The Central Bureau for Jewish Emigration was an office through which the Security Police and the SD promoted the departure of Jews. It was headed by Adolf Eichmann, who orchestrated the expulsion of Austrian Jewry in ways that would subsequently be applied in deporting Jews throughout Europe: concentration of Austrian Jews in Vienna; setting defined quotas and tasking the Jewish community with full responsibility for filling them; eliminating bureaucratic obstacles; and, charging wealthy Jews for the expenses of ousting the needy.

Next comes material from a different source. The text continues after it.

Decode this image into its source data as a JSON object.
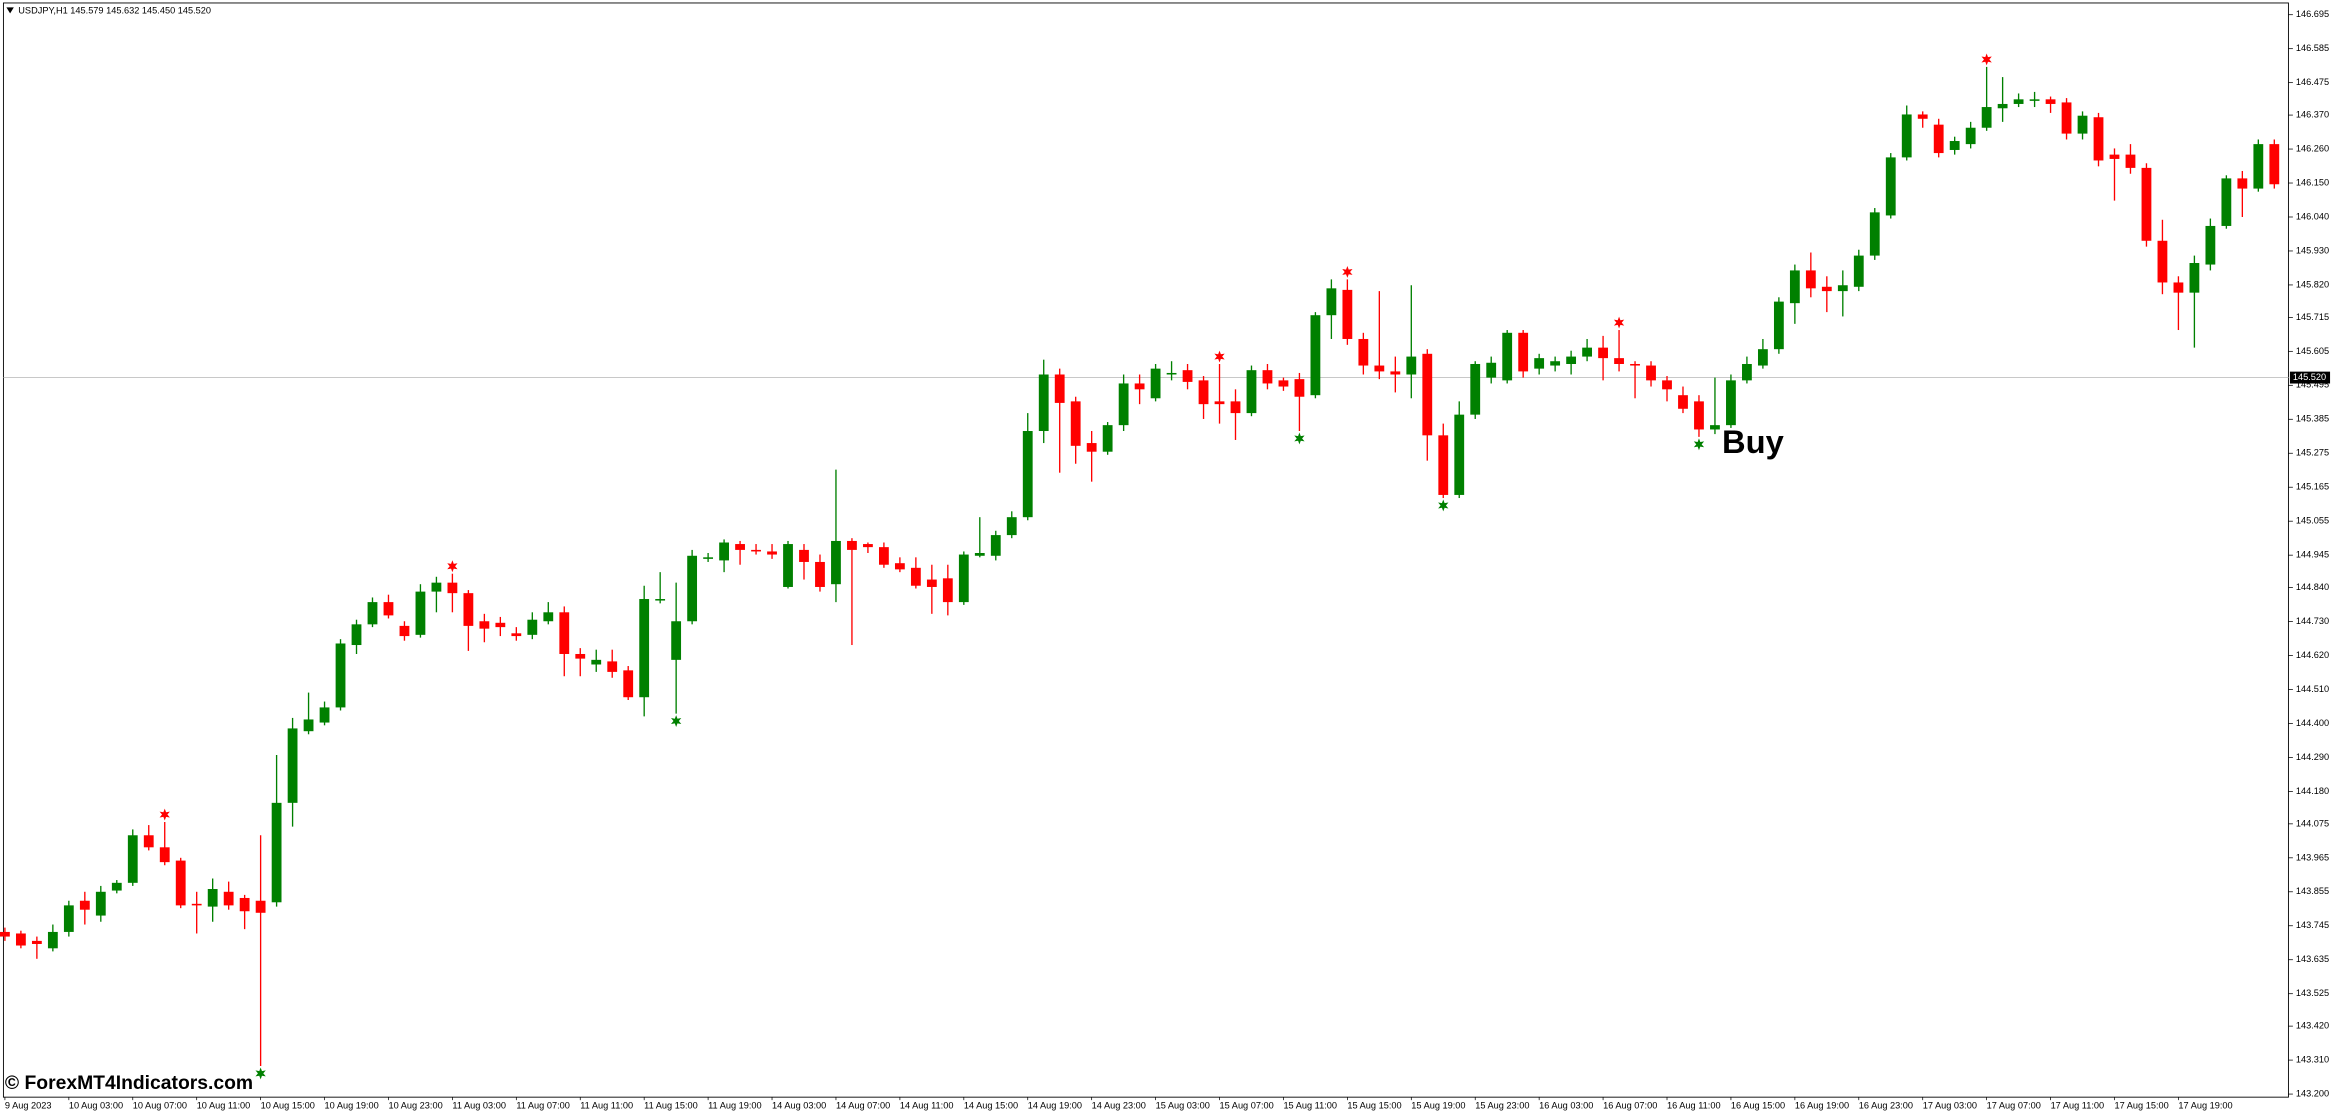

On January 24, 1939, Hermann Goering established a similar centre in Germany - the Reich Centre for Jewish Emigration - and installed Reinhard Heydrich at its head. After the Reich occupied Bohemia and Moravia, a central office patterned after that in Vienna was set up under Heinrich Mueller. The office in Prague would eventually oversee the banishment of Jews from the Protectorate to Theresienstadt. The offices in Vienna and Prague were subordinated to the Reich Centre for Jewish Emigration, the management of which was handed to Eichmann.
After Poland was occupied, Eichmann was instructed to deport the Jewish population from the western Polish provinces, which Germany had annexed. In December 1939, he was further tasked with the "centralised treatment of all Security Police affairs associated with the evacuation of the eastern area."